The European Union's proposed carbon tax is unlikely to have significant impact on domestic primary aluminium producers, as per the credit rating agency, ICRA. The CBAM (Carbon Border Adjustment Mechanism), a form of carbon tax acting as an import duty, is set to be implemented from January 1, 2026.

“Carbon Border Adjustment Mechanism (CBAM) ruling on European Union (EU) export will have limited impact on the domestic primary aluminium producers as the present notification covers the financial impact w.e.f. January 1, 2026, on direct process related emission, while excluding the indirect emission that generates ~80% of the total emissions in the primary aluminium production process,” ICRA says in a report.

Indirect emissions mainly arise from generating electricity used in the smelting process thereafter.

In the financial year FY23, India exported approximately 0.7 metric million tonnes (mmt) (24% of total exports) of primary aluminium to European countries. However, unlike steel, the carbon tax is not anticipated to significantly affect the export competitiveness of domestic primary aluminium players. CBAM taxes are projected to range from $50-140 per metric tonne between 2026 and 2034, which translates to 2-6% of current aluminium prices, it states.

However, if indirect emissions are included in the future, the impact could be severe at $600- 700/MT (based on current carbon price), equivalent to 27-30% of current aluminium prices, due to domestic entities' heavy reliance on coal-fired power plants for electricity. The report notes that the inclusion of indirect emission is unlikely in CBAM until the electricity grid in the EU is entirely decarbonised.

To bring in a level playing field and avoid carbon leakage through imports, the European Union, being the second-largest global aluminium-consuming block, signed the CBAM regulations in May 2023, outlining tax imposition on embedded carbon imports from six sectors, including aluminium, steel, cement, hydrogen, electricity, and fertiliser.

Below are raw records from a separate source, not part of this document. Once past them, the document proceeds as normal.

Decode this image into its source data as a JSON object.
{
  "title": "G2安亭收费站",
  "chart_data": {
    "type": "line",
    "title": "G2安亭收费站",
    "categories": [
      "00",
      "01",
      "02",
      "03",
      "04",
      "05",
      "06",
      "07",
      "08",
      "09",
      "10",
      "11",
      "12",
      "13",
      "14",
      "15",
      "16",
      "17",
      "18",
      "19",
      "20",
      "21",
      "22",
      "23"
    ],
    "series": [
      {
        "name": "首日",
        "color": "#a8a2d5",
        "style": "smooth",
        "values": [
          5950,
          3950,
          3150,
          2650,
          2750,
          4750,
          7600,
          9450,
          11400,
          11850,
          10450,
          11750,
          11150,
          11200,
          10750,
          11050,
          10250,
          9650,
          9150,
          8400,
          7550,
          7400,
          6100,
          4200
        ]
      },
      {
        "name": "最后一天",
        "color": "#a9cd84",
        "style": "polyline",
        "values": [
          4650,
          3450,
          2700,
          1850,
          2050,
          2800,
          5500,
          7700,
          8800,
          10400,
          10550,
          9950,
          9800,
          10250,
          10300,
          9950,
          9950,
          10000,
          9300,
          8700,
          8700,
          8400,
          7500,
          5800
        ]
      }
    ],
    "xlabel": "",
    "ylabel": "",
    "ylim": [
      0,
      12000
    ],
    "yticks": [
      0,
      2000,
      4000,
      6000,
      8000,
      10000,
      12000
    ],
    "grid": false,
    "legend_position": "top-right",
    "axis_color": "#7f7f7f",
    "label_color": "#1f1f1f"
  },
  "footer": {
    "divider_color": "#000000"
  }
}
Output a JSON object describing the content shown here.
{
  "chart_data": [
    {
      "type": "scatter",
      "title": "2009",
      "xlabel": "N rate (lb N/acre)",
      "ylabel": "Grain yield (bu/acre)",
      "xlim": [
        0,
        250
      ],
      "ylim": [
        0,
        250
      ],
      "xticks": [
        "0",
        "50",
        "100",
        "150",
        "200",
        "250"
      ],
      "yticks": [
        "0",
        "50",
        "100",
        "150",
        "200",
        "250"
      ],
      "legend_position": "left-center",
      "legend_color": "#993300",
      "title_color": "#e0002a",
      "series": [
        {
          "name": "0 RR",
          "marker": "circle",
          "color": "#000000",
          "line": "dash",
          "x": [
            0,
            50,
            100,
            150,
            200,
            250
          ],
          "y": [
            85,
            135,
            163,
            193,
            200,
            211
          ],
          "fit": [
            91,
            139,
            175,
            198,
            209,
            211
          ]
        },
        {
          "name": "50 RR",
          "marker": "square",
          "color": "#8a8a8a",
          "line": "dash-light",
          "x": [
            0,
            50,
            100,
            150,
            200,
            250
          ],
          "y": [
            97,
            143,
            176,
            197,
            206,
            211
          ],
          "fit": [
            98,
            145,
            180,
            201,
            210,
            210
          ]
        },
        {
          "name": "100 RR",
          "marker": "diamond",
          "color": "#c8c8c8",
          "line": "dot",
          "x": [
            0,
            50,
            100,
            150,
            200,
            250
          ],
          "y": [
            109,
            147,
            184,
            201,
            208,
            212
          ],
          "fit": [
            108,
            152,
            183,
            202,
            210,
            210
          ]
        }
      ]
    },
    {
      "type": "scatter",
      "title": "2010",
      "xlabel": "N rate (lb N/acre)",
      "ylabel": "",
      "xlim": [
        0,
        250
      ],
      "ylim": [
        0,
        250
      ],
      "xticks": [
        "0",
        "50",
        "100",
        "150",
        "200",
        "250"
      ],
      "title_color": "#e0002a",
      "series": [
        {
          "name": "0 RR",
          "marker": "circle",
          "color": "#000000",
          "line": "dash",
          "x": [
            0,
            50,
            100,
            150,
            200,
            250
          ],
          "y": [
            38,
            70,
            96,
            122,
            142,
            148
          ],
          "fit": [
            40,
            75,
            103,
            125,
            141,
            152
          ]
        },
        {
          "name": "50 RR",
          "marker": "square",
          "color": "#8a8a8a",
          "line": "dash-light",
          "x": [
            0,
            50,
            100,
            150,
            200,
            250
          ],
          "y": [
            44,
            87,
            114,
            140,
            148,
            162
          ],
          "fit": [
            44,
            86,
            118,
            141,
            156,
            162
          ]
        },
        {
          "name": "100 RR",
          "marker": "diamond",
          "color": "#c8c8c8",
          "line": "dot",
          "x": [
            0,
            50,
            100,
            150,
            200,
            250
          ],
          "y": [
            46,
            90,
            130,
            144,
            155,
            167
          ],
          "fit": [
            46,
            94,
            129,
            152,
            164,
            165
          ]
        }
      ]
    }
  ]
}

The report further reveals that during CBAM's 'Transitional Phase' from October 1, 2023 to December 31, 2025, the focus will be on carbon reporting without any financial adjustment for EU importers. However, starting from January 1, 2026, EU importers will be required to purchase CBAM certificates corresponding to embedded emissions exceeding the EU Emission Trading System (EU-ETS) benchmark levels. The certificate prices will be tied to the weekly average carbon prices within the EU-ETS.

Following the transition period, the complimentary allocations offered to primary aluminium producers within the EU will gradually diminish in tandem with the introduction of CBAM from CY2026 to CY2034.

Over recent months, carbon prices in the EU have dropped due to reduced industry demand amidst macroeconomic uncertainties. Nevertheless, with European countries' commitments to achieving net zero emissions, carbon prices within the EU-ETS are anticipated to rise in the medium term.